Czy oprócz ziół stosowano również inne środki i jakie?
F. Treder
Drugim, tradycyjnym elementem stosowanym w obrzędach wielkanocnych, to woda, czysta woda źródlana. W okresie zimy, wiadomo, nie zawsze było jej wiele, nawet do mycia. Zresztą zimno i ciasnota nie pozwalały na mycie takie, jakiego człowiek chciałby dokonać w obejściu rodziny gnieżdżącej się w jednej małej izbie. Toteż z chwilą ocieplenia, pierwszego zabiegu dokonywano za pomocą wody. Tym tłumaczy się zwyczaj obrzędowego zmywania się w noc Wielkiej Soboty w wodzie źródlanej, zmywania ran, wyrzutów obrzęków oraz generalnego mycia i sprzątania mieszkań i naczyń (praktykowane do dziś w tym okresie).
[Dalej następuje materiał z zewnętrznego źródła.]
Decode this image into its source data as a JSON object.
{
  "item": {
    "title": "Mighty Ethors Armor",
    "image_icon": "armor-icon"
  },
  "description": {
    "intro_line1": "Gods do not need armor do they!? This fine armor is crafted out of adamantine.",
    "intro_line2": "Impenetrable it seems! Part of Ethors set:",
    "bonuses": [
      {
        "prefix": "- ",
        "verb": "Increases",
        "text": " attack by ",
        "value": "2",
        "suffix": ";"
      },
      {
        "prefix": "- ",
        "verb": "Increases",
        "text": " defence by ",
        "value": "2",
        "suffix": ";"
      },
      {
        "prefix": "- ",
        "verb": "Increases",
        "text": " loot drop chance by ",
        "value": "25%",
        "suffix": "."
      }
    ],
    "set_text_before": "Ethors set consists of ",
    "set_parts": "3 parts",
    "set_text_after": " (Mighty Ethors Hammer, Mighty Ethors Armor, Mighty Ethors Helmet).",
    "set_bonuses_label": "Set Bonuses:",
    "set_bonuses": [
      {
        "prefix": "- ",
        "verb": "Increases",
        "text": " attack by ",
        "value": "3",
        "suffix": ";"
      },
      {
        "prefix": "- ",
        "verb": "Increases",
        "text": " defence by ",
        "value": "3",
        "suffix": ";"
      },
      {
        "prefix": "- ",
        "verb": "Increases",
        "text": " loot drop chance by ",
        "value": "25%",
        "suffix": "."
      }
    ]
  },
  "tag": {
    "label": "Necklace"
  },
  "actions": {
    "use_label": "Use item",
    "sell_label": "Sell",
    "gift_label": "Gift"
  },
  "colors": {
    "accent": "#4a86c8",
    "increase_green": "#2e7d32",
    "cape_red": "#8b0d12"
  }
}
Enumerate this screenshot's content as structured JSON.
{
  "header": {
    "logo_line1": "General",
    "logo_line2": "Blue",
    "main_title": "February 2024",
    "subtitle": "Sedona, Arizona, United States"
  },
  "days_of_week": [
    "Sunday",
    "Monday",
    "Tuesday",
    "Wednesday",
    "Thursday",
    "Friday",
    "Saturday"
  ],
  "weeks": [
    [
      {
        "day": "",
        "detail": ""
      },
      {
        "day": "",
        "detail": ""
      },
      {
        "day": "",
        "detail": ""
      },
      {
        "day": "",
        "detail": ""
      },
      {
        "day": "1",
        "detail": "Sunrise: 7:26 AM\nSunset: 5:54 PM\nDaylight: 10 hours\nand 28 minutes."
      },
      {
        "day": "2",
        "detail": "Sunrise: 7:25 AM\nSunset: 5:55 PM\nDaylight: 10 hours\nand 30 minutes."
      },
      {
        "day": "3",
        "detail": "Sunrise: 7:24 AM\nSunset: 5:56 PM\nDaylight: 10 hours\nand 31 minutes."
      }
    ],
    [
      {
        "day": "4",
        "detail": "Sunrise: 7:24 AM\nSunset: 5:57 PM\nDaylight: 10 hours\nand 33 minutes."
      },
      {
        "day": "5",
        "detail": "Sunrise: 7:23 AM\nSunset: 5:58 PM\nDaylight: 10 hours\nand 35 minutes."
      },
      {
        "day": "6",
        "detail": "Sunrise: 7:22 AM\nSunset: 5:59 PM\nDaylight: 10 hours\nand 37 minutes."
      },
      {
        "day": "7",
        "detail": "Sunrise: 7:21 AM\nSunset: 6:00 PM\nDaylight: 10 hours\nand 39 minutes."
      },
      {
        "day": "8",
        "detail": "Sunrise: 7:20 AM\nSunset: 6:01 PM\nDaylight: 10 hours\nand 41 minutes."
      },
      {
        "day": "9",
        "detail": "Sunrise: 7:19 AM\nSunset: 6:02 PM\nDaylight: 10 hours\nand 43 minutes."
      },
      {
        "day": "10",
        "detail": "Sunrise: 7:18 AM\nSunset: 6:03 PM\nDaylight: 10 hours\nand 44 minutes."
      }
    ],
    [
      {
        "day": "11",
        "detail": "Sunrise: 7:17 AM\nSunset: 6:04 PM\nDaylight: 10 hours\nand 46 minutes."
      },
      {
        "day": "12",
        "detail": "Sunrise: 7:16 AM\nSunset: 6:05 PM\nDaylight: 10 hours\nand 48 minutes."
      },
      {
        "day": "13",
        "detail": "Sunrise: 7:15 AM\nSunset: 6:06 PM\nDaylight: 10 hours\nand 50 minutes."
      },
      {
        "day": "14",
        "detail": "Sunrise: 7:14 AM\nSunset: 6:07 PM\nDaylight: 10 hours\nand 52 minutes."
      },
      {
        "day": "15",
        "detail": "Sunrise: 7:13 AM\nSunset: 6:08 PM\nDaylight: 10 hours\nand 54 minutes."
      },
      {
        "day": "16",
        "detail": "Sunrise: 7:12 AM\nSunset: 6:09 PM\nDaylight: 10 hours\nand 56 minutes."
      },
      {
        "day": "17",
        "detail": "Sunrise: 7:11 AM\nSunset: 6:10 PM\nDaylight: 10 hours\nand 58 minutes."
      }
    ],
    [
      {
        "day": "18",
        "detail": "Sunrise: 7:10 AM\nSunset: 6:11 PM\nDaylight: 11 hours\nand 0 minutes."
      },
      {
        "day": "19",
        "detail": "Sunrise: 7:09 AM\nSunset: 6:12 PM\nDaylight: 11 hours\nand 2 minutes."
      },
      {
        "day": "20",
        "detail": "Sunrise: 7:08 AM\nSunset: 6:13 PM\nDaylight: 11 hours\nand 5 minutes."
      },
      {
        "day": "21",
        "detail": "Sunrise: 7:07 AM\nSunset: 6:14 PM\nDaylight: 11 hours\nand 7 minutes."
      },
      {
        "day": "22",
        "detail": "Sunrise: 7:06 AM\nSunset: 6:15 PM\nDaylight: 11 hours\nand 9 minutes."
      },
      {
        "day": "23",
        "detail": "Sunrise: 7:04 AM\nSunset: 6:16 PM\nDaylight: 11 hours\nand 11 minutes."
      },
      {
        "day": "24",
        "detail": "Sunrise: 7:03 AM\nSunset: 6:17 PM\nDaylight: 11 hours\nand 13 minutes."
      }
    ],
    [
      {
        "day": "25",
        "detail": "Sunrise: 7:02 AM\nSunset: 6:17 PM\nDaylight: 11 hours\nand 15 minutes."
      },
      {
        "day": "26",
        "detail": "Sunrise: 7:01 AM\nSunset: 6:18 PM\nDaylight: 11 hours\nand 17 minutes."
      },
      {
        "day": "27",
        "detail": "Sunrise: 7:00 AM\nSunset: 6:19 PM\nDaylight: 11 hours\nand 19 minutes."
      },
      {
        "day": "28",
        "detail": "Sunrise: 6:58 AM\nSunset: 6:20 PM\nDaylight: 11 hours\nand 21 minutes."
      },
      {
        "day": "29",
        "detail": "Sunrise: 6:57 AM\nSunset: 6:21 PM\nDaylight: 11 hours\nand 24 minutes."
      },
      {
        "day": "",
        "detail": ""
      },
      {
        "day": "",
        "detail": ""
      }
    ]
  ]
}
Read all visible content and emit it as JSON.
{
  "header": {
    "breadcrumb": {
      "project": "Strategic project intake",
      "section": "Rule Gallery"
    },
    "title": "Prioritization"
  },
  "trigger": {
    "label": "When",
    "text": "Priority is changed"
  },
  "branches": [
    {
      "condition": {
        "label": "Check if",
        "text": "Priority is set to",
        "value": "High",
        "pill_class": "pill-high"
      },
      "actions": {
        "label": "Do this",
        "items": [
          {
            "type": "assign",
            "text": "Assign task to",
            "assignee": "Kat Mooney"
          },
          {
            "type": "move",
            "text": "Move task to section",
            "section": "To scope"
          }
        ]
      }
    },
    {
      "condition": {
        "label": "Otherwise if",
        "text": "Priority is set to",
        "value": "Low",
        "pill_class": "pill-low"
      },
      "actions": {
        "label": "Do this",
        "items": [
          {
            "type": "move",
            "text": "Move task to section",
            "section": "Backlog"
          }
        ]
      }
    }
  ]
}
Z tych źródeł wywodzi się również pradawne wierzenie, że zanieczyszczanie wody, przede wszystkim moczem, np. w czasie kąpieli i spluwanie do wody, jest grzechem, nawet ciężkim grzechem.
Taki bezsprzecznie był pierwotny sens obrzędów wielkanocnych, na to wskazuje asortyment środków i sposób ich zastosowania. W obrzędach tkwi więc głęboki sens wywodzący się z wiedzy i z doświadczeń ludzi spostrzegawczych i mądrych.
A mówi się, że praktyki obrzędowe wywodzą się z magii, guseł i czarów!
W magiczną szatę ubrali je dopiero szamani, ażeby zdobyć władzę nad pospólstwem. Ubrawszy wiedzę w tajemnicze praktyki, szamani nadrabiali brak autorytetu wpajając strach i lęk przed demonem będącym na usługach wtajemniczonych. Szlachetne obrzędy zeszpecili prawdziwym śmieceniem, które z obrzędem nie ma nic wspólnego.